Victims who entered banking credentials should contact their financial institution immediately to freeze accounts and reverse unauthorized transactions. Portuguese banks are required under EU Payment Services Directive rules to investigate fraud claims within ten business days, though outcomes depend on how swiftly the alert is raised.

For those who paid via Multibanco reference, recovery prospects diminish rapidly—funds typically clear within 24 hours and may be laundered through layered accounts. Prompt police reporting improves traceability, and the National Cybersecurity Center collaborates with payment processors to flag suspicious reference codes in real time.

Regulatory and Industry Response

The Portuguese Consumer Defense Association (DECO) has criticized existing telecommunications law as inadequate, arguing that mobile carriers bear minimal liability for enabling spoofed sender IDs. Several European nations, including Spain, are implementing stricter requirements for SMS identifier registration, measures anticipated to reduce cross-border smishing significantly. DECO is lobbying the Portugal Communications Regulatory Authority (ANACOM) to adopt parallel measures to strengthen protections for Portuguese residents.

Meanwhile, the SPMS has activated enhanced monitoring on its official domains, deploying automated takedown requests when copycat sites surface. The agency processed over 150 fraudulent-domain reports in recent months alone, though new URLs emerge as quickly as old ones are suspended.

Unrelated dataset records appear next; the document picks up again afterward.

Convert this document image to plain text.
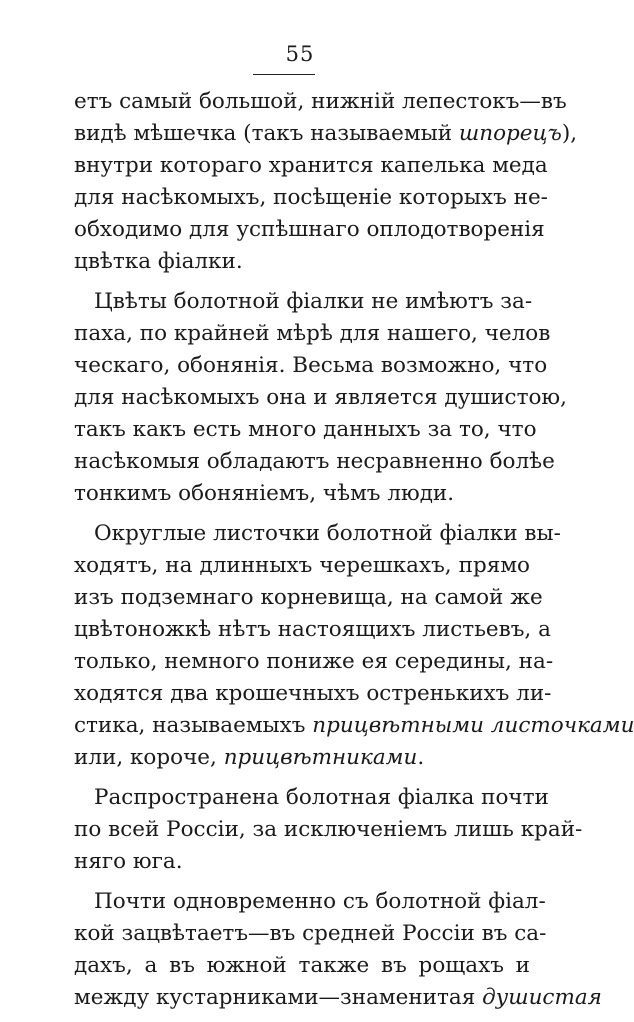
55
етъ самый большой, нижній лепестокъ—въ
видѣ мѣшечка (такъ называемый шпорецъ),
внутри котораго хранится капелька меда
для насѣкомыхъ, посѣщеніе которыхъ не-
обходимо для успѣшнаго оплодотворенія
цвѣтка фіалки.
Цвѣты болотной фіалки не имѣютъ за-
паха, по крайней мѣрѣ для нашего, челов
ческаго, обонянія. Весьма возможно, что
для насѣкомыхъ она и является душистою,
такъ какъ есть много данныхъ за то, что
насѣкомыя обладаютъ несравненно болѣе
тонкимъ обоняніемъ, чѣмъ люди.
Округлые листочки болотной фіалки вы-
ходятъ, на длинныхъ черешкахъ, прямо
изъ подземнаго корневища, на самой же
цвѣтоножкѣ нѣтъ настоящихъ листьевъ, а
только, немного пониже ея середины, на-
ходятся два крошечныхъ остренькихъ ли-
стика, называемыхъ прицвѣтными листочками
или, короче, прицвѣтниками.
Распространена болотная фіалка почти
по всей Россіи, за исключеніемъ лишь край-
няго юга.
Почти одновременно съ болотной фіал-
кой зацвѣтаетъ—въ средней Россіи въ са-
дахъ, а въ южной также въ рощахъ и
между кустарниками—знаменитая душистая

Law enforcement faces jurisdictional challenges: many scam operations route through virtual private servers in Eastern Europe or Asia, complicating evidence collection and extradition. The PJ Cybercrime Unit participates in Europol task forces and has secured several arrests in joint operations, yet convictions remain rare due to anonymization tools and cryptocurrency payment trails.

Practical Steps to Stay Protected

Bookmark sns24.gov.pt and access your health records only through that verified address.

Enable two-factor authentication on government portals that support it, reducing the impact of stolen passwords.

Install call-screening apps that flag known scam numbers—several Portugal-focused databases exist.

Educate elderly relatives and non-native speakers who may lack familiarity with official procedures.

Report every suspicious message, even if you did not fall victim—aggregate data helps authorities map criminal networks.

The Portugal Ministry of Health reiterates that all SNS 24 consultations, emergency triage, and administrative inquiries remain free of charge. Any demand for payment by text message is, without exception, a criminal attempt. When in doubt, hang up, delete, and verify through official channels before taking any action.